Duct Tape Architecture

But ‘pull’ is a safe word. It’s a frictionless word. It masks the reality that our data architecture is held together by duct tape and 16-year-old SQL scripts that nobody dares to touch because the guy who wrote them died in 2016 and didn’t leave any comments in the code.

Data teams are often in that nacelle, listening to the gears scream while someone in an office hits the ‘refresh’ button on a broken dashboard. We are obsessed with the output but indifferent to the machinery.

Making the Cost Visible

Maybe the solution is to make the cost visible. Every time a ‘simple’ request comes in, I’ve started responding with a ‘Complexity Score.’

Complexity Score Distribution (Scale 1-10)

Level 8.6

86%

Level 3.1

31%

The CMO’s Ohio request? That was an 8.6. When I told him that, he looked confused.

“But it’s just a filter, right?” he asked.

I looked at my paper cut. It was finally starting to stop bleeding. “It’s only a filter if the coffee is already brewed, sir. Right now, we’re still trying to figure out how to grow the beans in a desert.”

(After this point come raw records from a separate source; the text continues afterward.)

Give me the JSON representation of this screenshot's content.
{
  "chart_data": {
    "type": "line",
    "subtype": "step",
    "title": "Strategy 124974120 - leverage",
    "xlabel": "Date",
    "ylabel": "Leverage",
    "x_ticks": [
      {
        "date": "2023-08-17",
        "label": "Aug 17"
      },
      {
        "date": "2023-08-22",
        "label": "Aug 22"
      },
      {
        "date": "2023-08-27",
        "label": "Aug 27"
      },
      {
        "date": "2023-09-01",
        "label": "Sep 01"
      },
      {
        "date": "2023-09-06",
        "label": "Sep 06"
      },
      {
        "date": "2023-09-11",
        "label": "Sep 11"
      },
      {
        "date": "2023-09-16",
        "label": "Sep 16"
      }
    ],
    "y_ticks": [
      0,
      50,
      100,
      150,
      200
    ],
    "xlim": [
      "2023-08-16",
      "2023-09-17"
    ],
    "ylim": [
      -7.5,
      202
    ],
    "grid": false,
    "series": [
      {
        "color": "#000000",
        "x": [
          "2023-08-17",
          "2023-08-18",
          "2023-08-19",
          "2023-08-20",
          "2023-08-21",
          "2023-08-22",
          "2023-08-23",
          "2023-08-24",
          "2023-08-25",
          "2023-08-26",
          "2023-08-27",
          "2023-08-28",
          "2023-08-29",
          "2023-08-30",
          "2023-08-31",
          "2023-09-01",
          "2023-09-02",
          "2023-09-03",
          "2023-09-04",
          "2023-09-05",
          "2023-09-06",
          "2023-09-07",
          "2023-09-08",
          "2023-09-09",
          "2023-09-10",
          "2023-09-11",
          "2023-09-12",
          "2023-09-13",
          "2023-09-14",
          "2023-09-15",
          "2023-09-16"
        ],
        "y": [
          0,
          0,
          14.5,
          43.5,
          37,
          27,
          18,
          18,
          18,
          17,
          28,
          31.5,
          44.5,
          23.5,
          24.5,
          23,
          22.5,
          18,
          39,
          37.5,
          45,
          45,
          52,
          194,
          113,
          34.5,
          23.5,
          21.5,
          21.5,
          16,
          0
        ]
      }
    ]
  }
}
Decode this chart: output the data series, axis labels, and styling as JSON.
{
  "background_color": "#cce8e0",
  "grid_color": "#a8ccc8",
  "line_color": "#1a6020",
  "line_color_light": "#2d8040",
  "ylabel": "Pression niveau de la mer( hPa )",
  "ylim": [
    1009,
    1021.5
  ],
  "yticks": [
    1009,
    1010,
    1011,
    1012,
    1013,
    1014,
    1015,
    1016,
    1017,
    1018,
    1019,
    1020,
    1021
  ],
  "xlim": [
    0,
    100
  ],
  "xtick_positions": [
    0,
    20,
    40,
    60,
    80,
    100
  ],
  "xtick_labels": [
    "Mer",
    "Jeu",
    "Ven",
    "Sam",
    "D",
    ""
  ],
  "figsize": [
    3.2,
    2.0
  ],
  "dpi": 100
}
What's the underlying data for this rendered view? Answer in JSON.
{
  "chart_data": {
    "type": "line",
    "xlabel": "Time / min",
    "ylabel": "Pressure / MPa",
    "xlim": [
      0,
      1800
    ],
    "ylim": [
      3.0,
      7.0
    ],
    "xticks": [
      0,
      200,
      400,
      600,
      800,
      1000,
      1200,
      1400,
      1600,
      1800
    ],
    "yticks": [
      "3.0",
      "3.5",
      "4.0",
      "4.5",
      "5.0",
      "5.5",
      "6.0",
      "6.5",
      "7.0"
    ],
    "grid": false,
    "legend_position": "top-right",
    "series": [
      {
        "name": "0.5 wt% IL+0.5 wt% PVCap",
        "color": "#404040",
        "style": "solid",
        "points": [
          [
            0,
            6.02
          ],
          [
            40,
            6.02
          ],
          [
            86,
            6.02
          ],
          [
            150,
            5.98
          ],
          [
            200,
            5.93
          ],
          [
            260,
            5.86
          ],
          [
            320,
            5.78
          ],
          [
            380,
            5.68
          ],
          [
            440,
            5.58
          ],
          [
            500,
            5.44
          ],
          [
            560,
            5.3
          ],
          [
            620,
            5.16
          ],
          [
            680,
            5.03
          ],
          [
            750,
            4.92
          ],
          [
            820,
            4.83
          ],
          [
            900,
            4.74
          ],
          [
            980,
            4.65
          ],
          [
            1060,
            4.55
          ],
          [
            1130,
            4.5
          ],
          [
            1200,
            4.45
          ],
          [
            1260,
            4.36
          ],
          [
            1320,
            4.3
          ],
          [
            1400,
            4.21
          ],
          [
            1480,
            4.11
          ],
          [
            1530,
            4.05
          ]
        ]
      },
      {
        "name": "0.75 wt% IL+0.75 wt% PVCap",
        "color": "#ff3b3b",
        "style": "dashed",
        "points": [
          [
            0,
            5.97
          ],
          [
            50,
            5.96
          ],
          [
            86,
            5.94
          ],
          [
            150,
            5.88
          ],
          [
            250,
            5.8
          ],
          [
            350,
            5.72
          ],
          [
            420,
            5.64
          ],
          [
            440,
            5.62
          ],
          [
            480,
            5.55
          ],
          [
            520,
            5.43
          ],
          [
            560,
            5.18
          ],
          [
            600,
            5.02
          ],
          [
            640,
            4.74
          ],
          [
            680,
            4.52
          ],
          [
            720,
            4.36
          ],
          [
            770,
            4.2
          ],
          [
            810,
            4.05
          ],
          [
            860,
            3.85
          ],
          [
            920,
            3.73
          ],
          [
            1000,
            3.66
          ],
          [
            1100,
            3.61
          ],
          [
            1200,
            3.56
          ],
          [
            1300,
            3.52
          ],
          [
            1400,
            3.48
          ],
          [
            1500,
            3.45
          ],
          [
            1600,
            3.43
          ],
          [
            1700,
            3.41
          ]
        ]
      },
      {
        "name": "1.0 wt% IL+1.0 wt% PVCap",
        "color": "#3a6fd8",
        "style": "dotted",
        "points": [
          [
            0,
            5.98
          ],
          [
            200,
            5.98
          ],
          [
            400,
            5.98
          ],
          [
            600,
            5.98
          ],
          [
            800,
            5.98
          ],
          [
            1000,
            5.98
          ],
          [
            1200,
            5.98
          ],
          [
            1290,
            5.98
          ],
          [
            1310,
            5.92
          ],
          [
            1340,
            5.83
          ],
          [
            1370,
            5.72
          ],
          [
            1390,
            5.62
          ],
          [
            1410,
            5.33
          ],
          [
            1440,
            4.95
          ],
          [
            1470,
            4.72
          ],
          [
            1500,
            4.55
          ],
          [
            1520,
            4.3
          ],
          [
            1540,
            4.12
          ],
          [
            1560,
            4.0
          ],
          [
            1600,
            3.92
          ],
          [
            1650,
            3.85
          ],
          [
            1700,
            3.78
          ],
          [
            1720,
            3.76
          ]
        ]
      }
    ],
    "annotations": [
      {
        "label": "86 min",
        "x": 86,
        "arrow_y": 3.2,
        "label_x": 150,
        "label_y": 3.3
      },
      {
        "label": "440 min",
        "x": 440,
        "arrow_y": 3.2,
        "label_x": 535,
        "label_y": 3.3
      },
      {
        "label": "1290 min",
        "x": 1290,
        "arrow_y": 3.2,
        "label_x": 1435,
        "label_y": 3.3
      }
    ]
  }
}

He didn’t get the metaphor, but he did get the point. He told me to forget about the Ohio project and focus on the churn numbers instead. A small victory. But I know that by next Tuesday, he’ll have a new ‘simple’ idea. And I’ll have a new envelope to open.

The Price of Ignorance

We live in a world that is obsessed with the ‘what’ and terrified of the ‘how.’ We want the answer, but we don’t want to hear about the 156 failed queries that led to it. We want the data to be ‘available’ without acknowledging that availability is a product of intense, unceasing labor.

🧗

Think Altitude

Consider the hidden height of the task.

🚫

Ban ‘Just’

It masks effort and inflates assumptions.

💸

See the Currency

Ignorance costs sanity and time.

Next time you’re about to ask for a ‘simple report,’ take a second. Think about Ben J.D. hanging from his ropes. Think about the 6 different ways your request could be misinterpreted. Think about the paper cut. If you still need the data, ask for it. But don’t you dare say ‘just.’

Because in the world of business, those four words-‘Just pull the data’-are the most expensive way to admit you have no idea how your own company works. And the cost of that ignorance is usually paid in the one currency you can never earn back: the sanity of the people who actually know where the bodies are buried in your database. I’m going to go find a Band-Aid now. There’s one in the breakroom, but I’ll have to ‘just’ ask the office manager where she moved the first-aid kit. I expect to be back in 6 minutes, but knowing my luck, it’ll take at least 16.

Understanding the machinery is the only way to truly optimize the output.